Era un espacio en blanco.
Pero
también vendrá por mí. Mi muerte será
otro parto solitario del que ni sé siquiera si conservo memoria.
Desde
la torre fría y de vidrio . De sde donde he con templado
después el trabajo de los jornaleros tendiendo las vías
del nuevo ferrocarril. Desde la torre erigida como si yo alguna
vez pudiera estar erecto. Los cuerpos se aplanaban con paciencia
sobre las labores de encargo. La muerte plana, aplanada, que me
dejaba vacío y crispado. Yo soy aquel que ayer nomás
decía y eso es lo que digo. La exasperación no me
abandonó nunca y mi estilo lo confirma letra por letra.
Desde
este ángulo de agonía la muerte de un niño
proletario es un hecho perfectamente lógico y natural. Es
un hecho perfecto.
Los
despojos de ¡Estropeado! ya no daban para más. Mi mano
los palpaba mientras él me lamía el falo. Con los
ojos entrecerrados y a punto de gozar yo comprobaba, con una sola
recorrida de mi mano, que todo estaba herido ya con exhaustiva precisión.

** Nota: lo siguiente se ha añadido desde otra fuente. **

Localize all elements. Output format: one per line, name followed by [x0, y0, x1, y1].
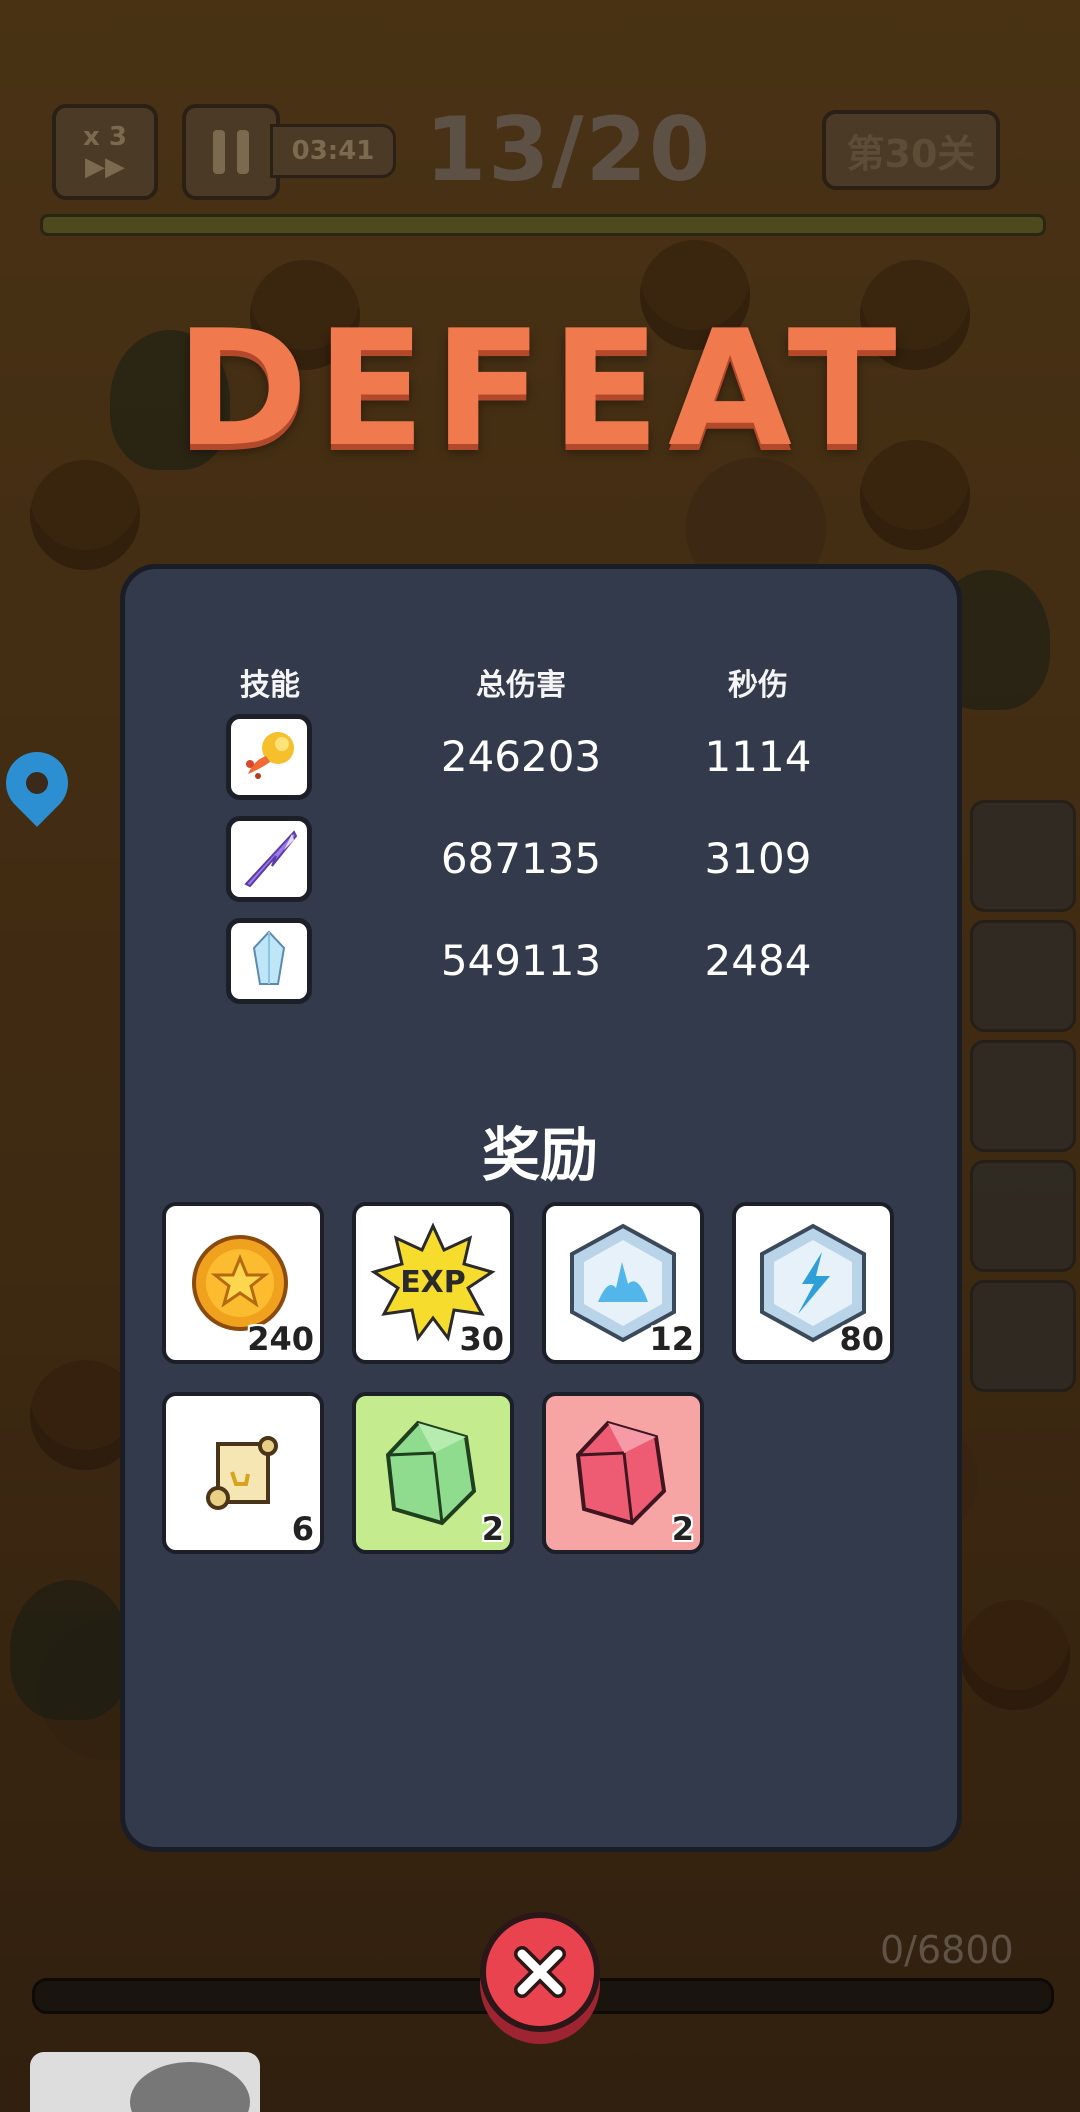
- reward-item[interactable]: 6: [162, 1392, 324, 1554]
- camera-preview: [30, 2052, 260, 2112]
- reward-item[interactable]: 240: [162, 1202, 324, 1364]
- side-skill-slot: [970, 920, 1076, 1032]
- reward-count: 240: [247, 1320, 314, 1358]
- header-total-damage: 总伤害: [476, 668, 566, 703]
- speed-label: x 3: [83, 122, 127, 152]
- reward-item[interactable]: 2: [352, 1392, 514, 1554]
- reward-item[interactable]: 2: [542, 1392, 704, 1554]
- speed-button[interactable]: x 3 ▶▶: [52, 104, 158, 200]
- reward-item[interactable]: 12: [542, 1202, 704, 1364]
- rewards-title: 奖励: [481, 1121, 598, 1189]
- total-damage-value: 246203: [440, 732, 602, 781]
- ice-crystal-icon: [226, 918, 312, 1004]
- dps-value: 1114: [704, 732, 812, 781]
- close-button[interactable]: [480, 1912, 600, 2032]
- reward-count: 12: [649, 1320, 694, 1358]
- reward-count: 2: [481, 1510, 504, 1548]
- reward-count: 6: [291, 1510, 314, 1548]
- side-skill-slot: [970, 1280, 1076, 1392]
- exp-label: EXP: [400, 1265, 466, 1300]
- reward-count: 80: [839, 1320, 884, 1358]
- reward-count: 30: [459, 1320, 504, 1358]
- reward-item[interactable]: EXP 30: [352, 1202, 514, 1364]
- defeat-title: DEFEAT: [175, 295, 905, 482]
- reward-count: 2: [671, 1510, 694, 1548]
- lightning-arrow-icon: [226, 816, 312, 902]
- reward-item[interactable]: 80: [732, 1202, 894, 1364]
- dps-value: 2484: [704, 936, 812, 985]
- total-damage-value: 549113: [440, 936, 602, 985]
- pause-icon: [207, 130, 255, 174]
- pause-button[interactable]: [182, 104, 280, 200]
- top-progress-bar: [40, 214, 1046, 236]
- side-skill-slot: [970, 800, 1076, 912]
- close-icon: [514, 1946, 566, 1998]
- header-dps: 秒伤: [728, 668, 788, 703]
- fast-forward-icon: ▶▶: [85, 152, 125, 182]
- header-skill: 技能: [240, 668, 300, 703]
- level-indicator: 第30关: [822, 110, 1000, 190]
- fireball-icon: [226, 714, 312, 800]
- bottom-progress-text: 0/6800: [880, 1928, 1014, 1972]
- dps-value: 3109: [704, 834, 812, 883]
- timer: 03:41: [270, 124, 396, 178]
- wave-progress: 13/20: [425, 98, 713, 201]
- total-damage-value: 687135: [440, 834, 602, 883]
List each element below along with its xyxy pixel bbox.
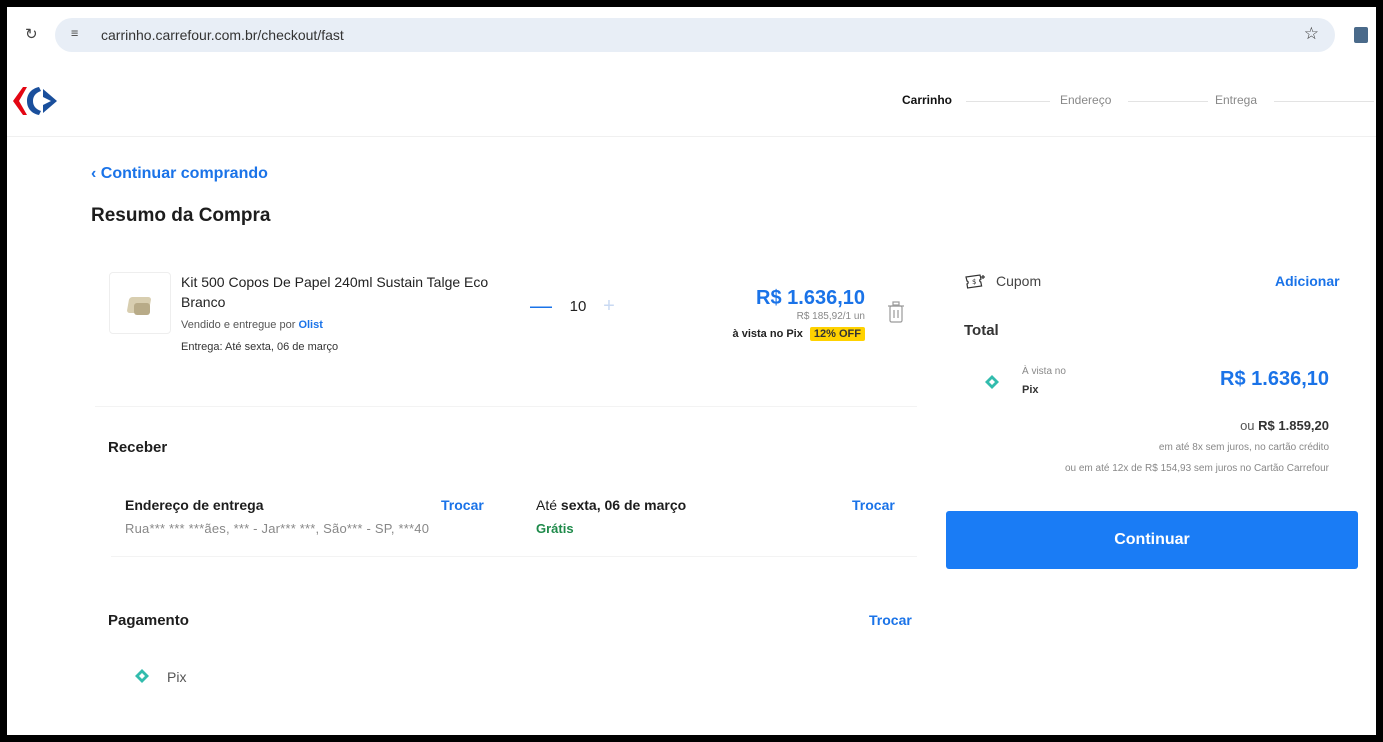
cart-item: Kit 500 Copos De Papel 240ml Sustain Tal… — [95, 257, 917, 407]
step-entrega: Entrega — [1215, 93, 1258, 107]
reload-icon[interactable]: ↻ — [25, 25, 38, 43]
shipping-date-value: sexta, 06 de março — [560, 497, 687, 513]
product-thumbnail[interactable] — [109, 272, 171, 334]
store-header: Carrinho Endereço Entrega — [7, 63, 1376, 137]
delivery-card: Endereço de entrega Trocar Rua*** *** **… — [111, 477, 917, 557]
coupon-icon: $ — [965, 274, 985, 289]
shipping-prefix: Até — [536, 497, 558, 513]
sold-by-prefix: Vendido e entregue por — [181, 319, 296, 331]
installments-carrefour: ou em até 12x de R$ 154,93 sem juros no … — [1064, 463, 1329, 474]
pix-icon — [985, 375, 999, 389]
shipping-date: Até sexta, 06 de março — [536, 497, 686, 513]
chevron-left-icon: ‹ — [91, 165, 97, 182]
total-label: Total — [964, 322, 999, 339]
pix-price-note: à vista no Pix 12% OFF — [675, 327, 865, 341]
payment-method-card[interactable]: Pix — [115, 649, 917, 701]
step-divider — [1274, 101, 1374, 102]
receber-title: Receber — [108, 439, 168, 456]
page-title: Resumo da Compra — [91, 205, 271, 226]
url-text[interactable]: carrinho.carrefour.com.br/checkout/fast — [101, 27, 344, 43]
pix-total-caption: À vista no — [1022, 366, 1066, 377]
unit-price: R$ 185,92/1 un — [796, 311, 865, 322]
step-divider — [1128, 101, 1208, 102]
seller-link[interactable]: Olist — [298, 319, 322, 331]
change-address-link[interactable]: Trocar — [441, 497, 484, 513]
payment-method-label: Pix — [167, 669, 187, 685]
carrefour-logo[interactable] — [13, 83, 65, 119]
step-endereco: Endereço — [1060, 93, 1112, 107]
coupon-label: Cupom — [996, 273, 1042, 289]
price-block: R$ 1.636,10 R$ 185,92/1 un à vista no Pi… — [675, 287, 865, 341]
product-name[interactable]: Kit 500 Copos De Papel 240ml Sustain Tal… — [181, 272, 511, 312]
increase-quantity-button[interactable]: + — [595, 291, 623, 323]
step-divider — [966, 101, 1050, 102]
continue-shopping-link[interactable]: ‹ Continuar comprando — [91, 165, 268, 183]
continue-shopping-label: Continuar comprando — [100, 165, 268, 182]
alternative-total: ou R$ 1.859,20 — [1149, 418, 1329, 433]
address-bar[interactable]: ≡ carrinho.carrefour.com.br/checkout/fas… — [55, 18, 1335, 52]
quantity-value[interactable]: 10 — [565, 298, 591, 315]
pix-icon — [135, 669, 149, 683]
shipping-price: Grátis — [536, 521, 574, 536]
pix-total-method: Pix — [1022, 384, 1039, 396]
trash-icon[interactable] — [887, 301, 905, 327]
svg-text:$: $ — [972, 278, 976, 286]
alternative-prefix: ou — [1240, 418, 1255, 433]
product-image-shape — [134, 303, 150, 315]
add-coupon-link[interactable]: Adicionar — [1275, 273, 1340, 289]
quantity-stepper: — 10 + — [527, 291, 623, 323]
browser-toolbar: ↻ ≡ carrinho.carrefour.com.br/checkout/f… — [7, 7, 1376, 63]
installments-credit: em até 8x sem juros, no cartão crédito — [1158, 442, 1329, 453]
alternative-value: R$ 1.859,20 — [1258, 418, 1329, 433]
address-label: Endereço de entrega — [125, 497, 264, 513]
total-value: R$ 1.636,10 — [1220, 368, 1329, 390]
step-carrinho: Carrinho — [902, 93, 953, 107]
site-info-icon[interactable]: ≡ — [71, 26, 78, 40]
pix-label: à vista no Pix — [732, 328, 803, 340]
bookmark-star-icon[interactable]: ☆ — [1304, 24, 1319, 44]
decrease-quantity-button[interactable]: — — [527, 291, 555, 323]
address-text: Rua*** *** ***ães, *** - Jar*** ***, São… — [125, 521, 430, 536]
app-window: ↻ ≡ carrinho.carrefour.com.br/checkout/f… — [7, 7, 1376, 735]
payment-title: Pagamento — [108, 612, 189, 629]
sold-by: Vendido e entregue por Olist — [181, 319, 323, 331]
change-shipping-link[interactable]: Trocar — [852, 497, 895, 513]
item-price: R$ 1.636,10 — [756, 287, 865, 309]
discount-badge: 12% OFF — [809, 327, 865, 341]
change-payment-link[interactable]: Trocar — [869, 612, 912, 628]
extension-icon[interactable] — [1354, 27, 1368, 43]
continue-button[interactable]: Continuar — [946, 511, 1358, 569]
delivery-estimate: Entrega: Até sexta, 06 de março — [181, 341, 339, 353]
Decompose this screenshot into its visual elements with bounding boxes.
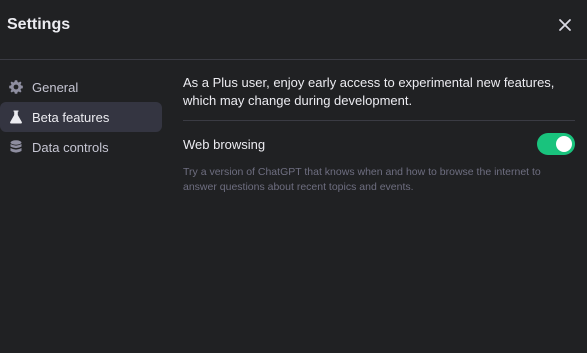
- dialog-header: Settings: [0, 0, 587, 60]
- close-icon[interactable]: [553, 13, 577, 37]
- feature-row-web-browsing: Web browsing: [183, 131, 575, 161]
- flask-icon: [8, 109, 24, 125]
- nav-item-general[interactable]: General: [0, 72, 162, 102]
- feature-title: Web browsing: [183, 137, 266, 152]
- toggle-knob: [556, 136, 572, 152]
- nav-label-general: General: [32, 79, 79, 95]
- database-icon: [8, 139, 24, 155]
- feature-description: Try a version of ChatGPT that knows when…: [183, 166, 541, 193]
- settings-dialog: Settings General Beta features Data cont…: [0, 0, 587, 353]
- gear-icon: [8, 79, 24, 95]
- beta-features-panel: As a Plus user, enjoy early access to ex…: [183, 74, 575, 195]
- web-browsing-toggle[interactable]: [537, 133, 575, 155]
- nav-label-beta-features: Beta features: [32, 109, 110, 125]
- settings-nav: General Beta features Data controls: [0, 72, 162, 162]
- dialog-title: Settings: [7, 16, 71, 33]
- nav-item-data-controls[interactable]: Data controls: [0, 132, 162, 162]
- nav-item-beta-features[interactable]: Beta features: [0, 102, 162, 132]
- intro-text: As a Plus user, enjoy early access to ex…: [183, 74, 575, 121]
- nav-label-data-controls: Data controls: [32, 139, 109, 155]
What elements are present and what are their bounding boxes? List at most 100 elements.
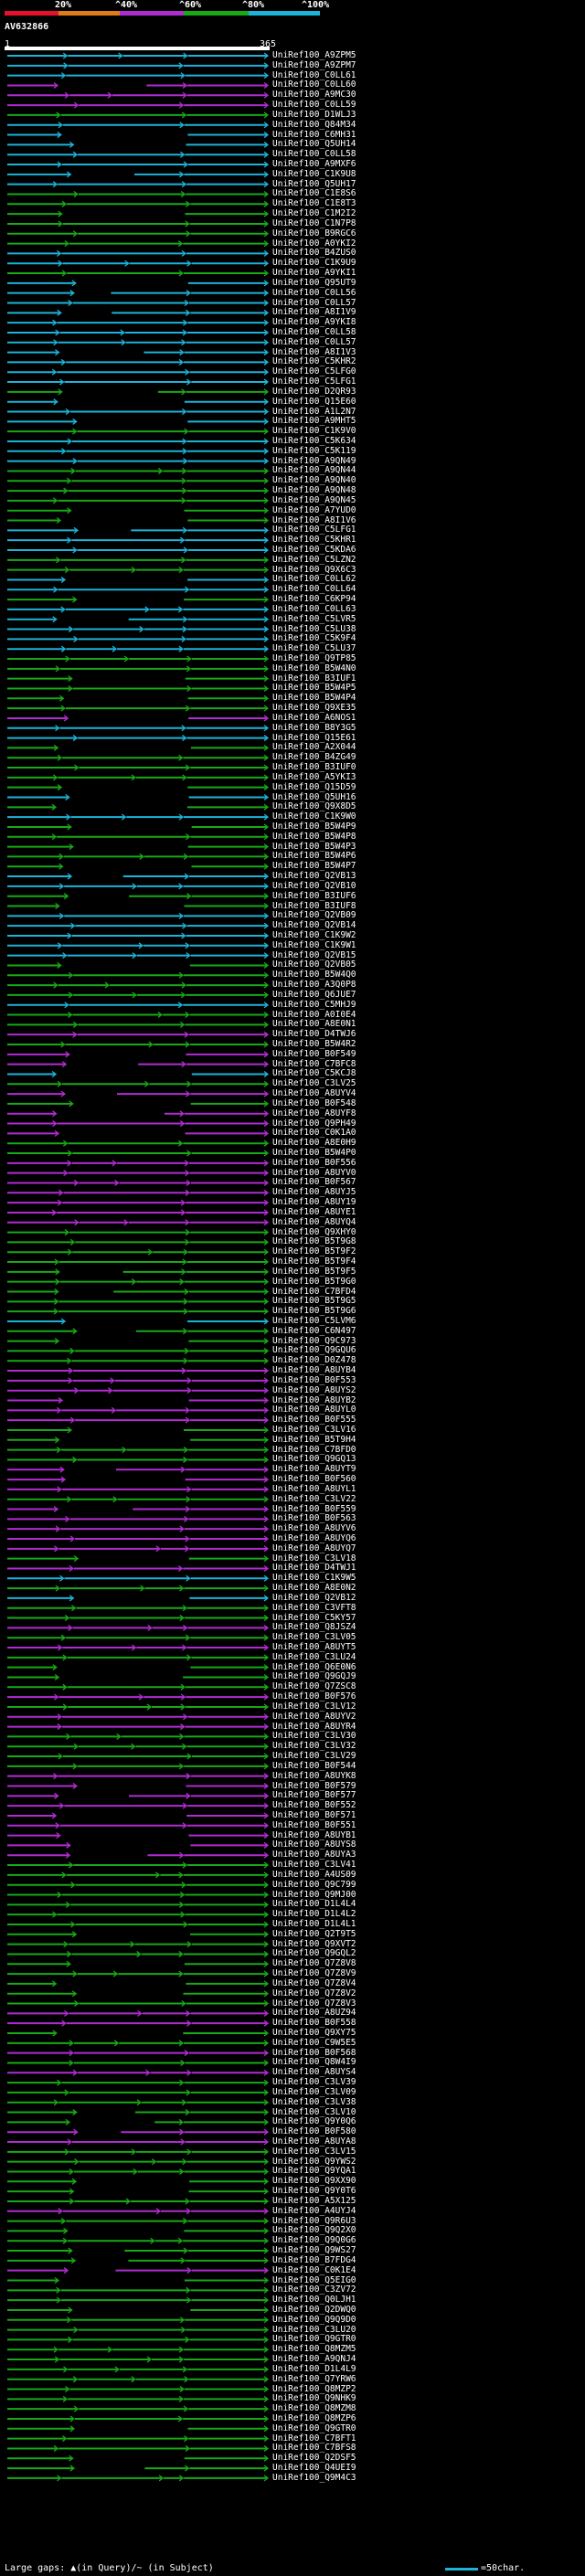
hit-id-label[interactable]: UniRef100_A7YUD0 <box>272 505 356 515</box>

Se ocultaba el sol, le negaba sus rayos a todo un hemisferio y la
tarde moría. Descargué mi puño martillo sobre
la cabeza achatada de animal de ¡Estropeado!: él me
lamía el falo. Impacientes Gustavo y Esteban querían
que aquello culminara para de una buena vez por todas: Ejecutar
el acto. Empuñé mechones del pelo de ¡Estropeado!
y le sacudí la cabeza para acelerar el goce. No podía
salir de ahí para entrar al otro acto. Le metí en
la boca el punzón para sentir el frío del metal junto
a la punta del falo. Hasta que de puro estremecimiento pude gozar.
Entonces dejé que se posara sobre el barro la cabeza achatada
de animal.
—Ahora
hay que ahorcarlo rápido —dijo Gustavo.
—Con un alambre —dijo Estebanñ en la calle de
tierra don de empieza el barrio precario de los desocupados.
—Y adiós Stroppani ¡vamos! —dije yo.
Remontamos
el cuerpo flojo del niño proletario hasta el lugar indicado.
Nos proveímos de un alambre. Gustavo lo ahorcó bajo
la luna, joyesca, tirando de los extremos del alambre. La lengua
quedó colgante de la boca como en todo caso de estrangulación.